Men who developed cardiomyopathy were about 46 years old on average at the time of their disorder. 

“We postulated that the increase in heart failure rates in the young might be due to increasing rates of overweight and obesity,” said senior study author Dr Annika Rosengren of the Sahlgrenska Academy and the University of Gothenburg in Sweden. 

“We were able to demonstrate that there was a very strong link between being obese when young and early heart failure,” Rosengren said by e-mail. 

Cardiomyopathy is still rare, and only 0.27 per cent of the men were diagnosed with any one of the different forms of this disorder during the study. 

People with a body mass index (BMI) below 20, lean but within a healthy weight range, had a low risk of cardiomyopathy, researchers report in Circulation. 

However, that risk steadily increased as weight increased, even among men on the high end of what’s considered a healthy weight, with BMIs ranging from 22.5 to 25. 

There are several types of cardiomyopathy, but the causes are poorly understood. In one form, called dilated cardiomyopathy, the heart muscle becomes weak and cannot pump blood efficiently. In another, called hypertrophic cardiomyopathy, the heart muscle becomes stiff and the heart cannot fill with blood properly. 
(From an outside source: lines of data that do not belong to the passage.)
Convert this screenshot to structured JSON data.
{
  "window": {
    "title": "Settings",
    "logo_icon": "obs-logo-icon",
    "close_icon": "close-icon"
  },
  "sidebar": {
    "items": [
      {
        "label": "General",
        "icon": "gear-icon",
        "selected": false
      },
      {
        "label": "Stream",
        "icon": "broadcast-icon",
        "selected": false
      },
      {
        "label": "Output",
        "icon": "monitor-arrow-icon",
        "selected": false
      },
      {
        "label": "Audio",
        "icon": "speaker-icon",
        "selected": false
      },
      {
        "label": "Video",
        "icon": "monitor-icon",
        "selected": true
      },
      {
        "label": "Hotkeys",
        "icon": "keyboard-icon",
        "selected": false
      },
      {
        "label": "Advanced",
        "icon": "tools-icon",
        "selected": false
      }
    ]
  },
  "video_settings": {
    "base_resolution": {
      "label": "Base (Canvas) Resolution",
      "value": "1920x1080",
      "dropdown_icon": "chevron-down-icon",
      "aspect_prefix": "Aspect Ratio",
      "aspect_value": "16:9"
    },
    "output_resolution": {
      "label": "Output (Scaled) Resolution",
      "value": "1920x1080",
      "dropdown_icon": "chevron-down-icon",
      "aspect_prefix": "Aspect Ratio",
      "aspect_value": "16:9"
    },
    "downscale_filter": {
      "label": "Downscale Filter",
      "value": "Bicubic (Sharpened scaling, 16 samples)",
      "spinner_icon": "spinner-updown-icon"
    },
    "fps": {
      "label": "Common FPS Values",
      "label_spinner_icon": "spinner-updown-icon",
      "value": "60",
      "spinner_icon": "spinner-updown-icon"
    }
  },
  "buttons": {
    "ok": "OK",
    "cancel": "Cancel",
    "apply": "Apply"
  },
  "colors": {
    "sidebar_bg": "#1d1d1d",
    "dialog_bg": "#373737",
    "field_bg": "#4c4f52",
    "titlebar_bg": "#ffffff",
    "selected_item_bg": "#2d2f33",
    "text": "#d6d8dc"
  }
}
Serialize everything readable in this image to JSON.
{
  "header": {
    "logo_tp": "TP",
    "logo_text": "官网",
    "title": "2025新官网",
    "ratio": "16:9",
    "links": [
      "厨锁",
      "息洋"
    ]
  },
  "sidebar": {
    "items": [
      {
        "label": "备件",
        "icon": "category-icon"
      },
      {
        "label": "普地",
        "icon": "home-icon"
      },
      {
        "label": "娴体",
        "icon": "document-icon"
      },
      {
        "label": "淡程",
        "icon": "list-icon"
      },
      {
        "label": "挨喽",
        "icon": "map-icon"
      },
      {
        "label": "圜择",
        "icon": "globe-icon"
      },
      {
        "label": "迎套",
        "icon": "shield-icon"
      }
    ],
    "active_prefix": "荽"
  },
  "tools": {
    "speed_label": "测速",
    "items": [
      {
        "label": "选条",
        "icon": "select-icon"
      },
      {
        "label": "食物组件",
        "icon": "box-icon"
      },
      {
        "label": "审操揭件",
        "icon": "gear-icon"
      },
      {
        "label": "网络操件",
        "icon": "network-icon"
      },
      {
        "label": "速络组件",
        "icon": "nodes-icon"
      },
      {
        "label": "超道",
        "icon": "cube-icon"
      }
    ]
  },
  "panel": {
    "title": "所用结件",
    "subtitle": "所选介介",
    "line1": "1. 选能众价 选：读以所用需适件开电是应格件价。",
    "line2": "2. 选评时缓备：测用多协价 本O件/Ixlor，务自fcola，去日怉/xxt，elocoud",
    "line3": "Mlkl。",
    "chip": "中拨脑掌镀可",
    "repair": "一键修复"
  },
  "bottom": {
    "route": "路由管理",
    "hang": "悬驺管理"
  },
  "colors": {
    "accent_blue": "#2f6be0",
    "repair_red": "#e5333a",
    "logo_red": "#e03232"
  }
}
In the study, men who were extremely obese with a BMI of 35 and over in their youth were eight times more likely to develop dilated cardiomyopathy as adults compared to men who were lean in their youth. It was not possible to estimate increased risk for hypertrophic cardiomyopathy in men with BMI 35 and above because there were too few cases to provide a meaningful analysis. 

The study was not designed to prove whether or how obesity directly causes cardiomyopathy. It is also not clear if results from this study of predominantly white men would apply to women or to other racial or ethnic groups. 

It is possible that hormonal and metabolic changes in obesity, including high levels of the hormones insulin and leptin, could play a role in causing cardiomyopathy, said Dr David Ludwig of Harvard Medical School and Boston Children’s Hospital. 

“Exposure to high levels of these two hormones, for years or decades, could adversely affect heart muscle structure and function,” Ludwig, who wasn’t involved in the study, said by email. “It’s also possible that other more commonly recognised changes in obesity, such as high blood pressure and high blood sugar, could be involved.”

Broadly speaking, being overweight or obese as a teen and young adult sets people up for more health issues later in life, heart problems included, said Dr June Tester of the University of California San Francisco Benioff Children’s Hospital Oakland. 

 “There are some health complications such as cardiomyopathy that evidence has long suggested that some people are simply more `hard-wired’ than others to have risk just because of their genes,” Tester, who was not involved in the study, said by e-mail. “However, this research suggests that the relationship is more complex.”